Женщина всплеснула руками:
– Именно потому я и посылаю своего Васю (Ваню?) так далеко, – она сжала губы. – Жалею ребенка.
– Но ведь ему в Москве будет интересно.
– А уколы?
– Какие уколы?
– Приедут американцы, они будут делать советским детям уколы.
– Боже мой! Зачем?
– Как зачем? Завидуют нам…
Потом я узнала, что эта женщина – жена не то майора, не то капитана – жила с мужем и ребенком в полуподвале в одной комнате. Но была, видимо, уверена, что американский народ готов из зависти отравить ее сынишку.
И еще: много лет спустя я слышала, что вся хрущевская смута пошла от того молодежного фестиваля. Хотя Москву крепко-накрепко закрыли: поездов в столицу не пускали. Всех подозрительных (без прописки) выслали, остальных специально проинструктировали. Все равно в дни фестиваля американские парни ходили в обнимку с русскими девушками в Нескучном саду, а русские парни целовались с англичанками в Сокольниках.
…Последняя школа Алика на Ленинском проспекте оказалась самой подлой. Ленинский проспект – новая с иголочки улица, нравы – старые… Сын в этой школе проучился не то два года, не то полтора – там ему дали аттестат зрелости, «путевку в жизнь», как тогда говорили. Такси – «зеленый огонек», передачи на телевидении – «Голубой огонек». «Путевка в жизнь» – в том же приторно-мещанском ряду.

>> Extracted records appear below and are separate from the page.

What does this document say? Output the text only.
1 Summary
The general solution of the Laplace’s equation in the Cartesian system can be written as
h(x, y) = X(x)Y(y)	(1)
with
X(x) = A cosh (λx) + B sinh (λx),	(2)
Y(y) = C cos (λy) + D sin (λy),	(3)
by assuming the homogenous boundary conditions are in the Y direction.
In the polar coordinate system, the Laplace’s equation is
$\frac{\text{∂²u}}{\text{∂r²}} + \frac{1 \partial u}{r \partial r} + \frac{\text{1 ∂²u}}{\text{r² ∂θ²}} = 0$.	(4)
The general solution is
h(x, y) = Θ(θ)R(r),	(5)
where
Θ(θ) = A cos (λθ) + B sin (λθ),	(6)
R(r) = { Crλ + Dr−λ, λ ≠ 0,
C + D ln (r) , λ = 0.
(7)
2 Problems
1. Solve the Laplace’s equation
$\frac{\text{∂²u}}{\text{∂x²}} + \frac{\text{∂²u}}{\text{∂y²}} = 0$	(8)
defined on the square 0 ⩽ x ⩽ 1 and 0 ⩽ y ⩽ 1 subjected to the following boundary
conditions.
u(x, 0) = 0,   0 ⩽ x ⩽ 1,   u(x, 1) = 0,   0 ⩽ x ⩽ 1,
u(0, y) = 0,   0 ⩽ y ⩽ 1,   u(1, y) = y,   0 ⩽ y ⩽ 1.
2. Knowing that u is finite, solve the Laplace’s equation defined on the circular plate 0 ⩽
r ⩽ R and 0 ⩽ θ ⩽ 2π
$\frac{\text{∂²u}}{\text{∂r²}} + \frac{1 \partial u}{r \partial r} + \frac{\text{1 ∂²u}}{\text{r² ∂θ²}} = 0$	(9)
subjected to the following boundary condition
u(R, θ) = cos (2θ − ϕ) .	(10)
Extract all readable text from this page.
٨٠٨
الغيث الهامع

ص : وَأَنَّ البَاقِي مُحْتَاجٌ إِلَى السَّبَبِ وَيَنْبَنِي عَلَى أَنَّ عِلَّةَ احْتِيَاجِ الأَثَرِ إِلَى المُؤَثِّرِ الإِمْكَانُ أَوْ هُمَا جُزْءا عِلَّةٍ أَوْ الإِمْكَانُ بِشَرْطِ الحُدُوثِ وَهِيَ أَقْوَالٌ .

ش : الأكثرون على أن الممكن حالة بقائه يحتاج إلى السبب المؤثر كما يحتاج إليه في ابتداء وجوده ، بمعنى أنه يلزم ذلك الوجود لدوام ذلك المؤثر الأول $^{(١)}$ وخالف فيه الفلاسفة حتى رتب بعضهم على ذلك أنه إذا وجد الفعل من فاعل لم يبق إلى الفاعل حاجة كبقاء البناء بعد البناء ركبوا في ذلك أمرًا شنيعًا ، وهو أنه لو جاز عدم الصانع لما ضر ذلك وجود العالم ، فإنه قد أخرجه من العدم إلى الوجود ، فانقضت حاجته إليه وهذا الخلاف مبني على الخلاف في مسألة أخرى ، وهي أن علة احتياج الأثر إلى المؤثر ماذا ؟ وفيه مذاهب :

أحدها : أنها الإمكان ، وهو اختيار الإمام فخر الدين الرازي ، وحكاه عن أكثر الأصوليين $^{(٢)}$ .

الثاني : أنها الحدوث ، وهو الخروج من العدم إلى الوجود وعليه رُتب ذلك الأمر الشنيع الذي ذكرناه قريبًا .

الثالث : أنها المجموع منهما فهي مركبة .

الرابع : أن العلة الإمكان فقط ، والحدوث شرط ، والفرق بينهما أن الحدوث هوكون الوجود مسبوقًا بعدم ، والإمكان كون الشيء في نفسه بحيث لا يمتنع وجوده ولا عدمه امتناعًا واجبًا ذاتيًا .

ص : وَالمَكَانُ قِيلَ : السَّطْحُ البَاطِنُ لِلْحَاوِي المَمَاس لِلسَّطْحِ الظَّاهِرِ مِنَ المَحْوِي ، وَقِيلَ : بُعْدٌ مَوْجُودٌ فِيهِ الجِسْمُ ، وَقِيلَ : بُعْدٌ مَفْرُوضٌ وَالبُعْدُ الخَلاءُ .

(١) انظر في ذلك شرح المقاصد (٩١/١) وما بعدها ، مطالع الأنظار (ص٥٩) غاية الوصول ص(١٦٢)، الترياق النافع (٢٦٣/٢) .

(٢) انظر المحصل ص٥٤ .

Со школой на Ленинском у меня связано несколько воспоминаний.
Алик в девятом, предпоследнем, классе… Иду на родительское собрание. Поджав губы, классная руководительница, преподаватель биологии, говорит мне:
– А вы не уходите после собрания. Я вашим сыном недовольна. Очень разболтан, плохая успеваемость. Надо побеседовать.
Ошельмовала при всех…
Жду конца собрания. Мучительная процедура: учительница читает отметки вслух. Кого-то хвалит, моего Алика ругает. Вроде все… Но классную руководительницу обступили мамаши и папаши отличников. Я пережидаю в сторонке. Помаленьку счастливые родители отваливают, но еще не все ушли. Какая-то настырная мама требует у учительницы классный журнал: хочет сверить отметки, которые дочь-отличница приносит в дневнике, с отметками в классном журнале. Дневник дети передают родителям на подпись.
– Зачем? – непроизвольно вырывается у меня. – Зачем сверять?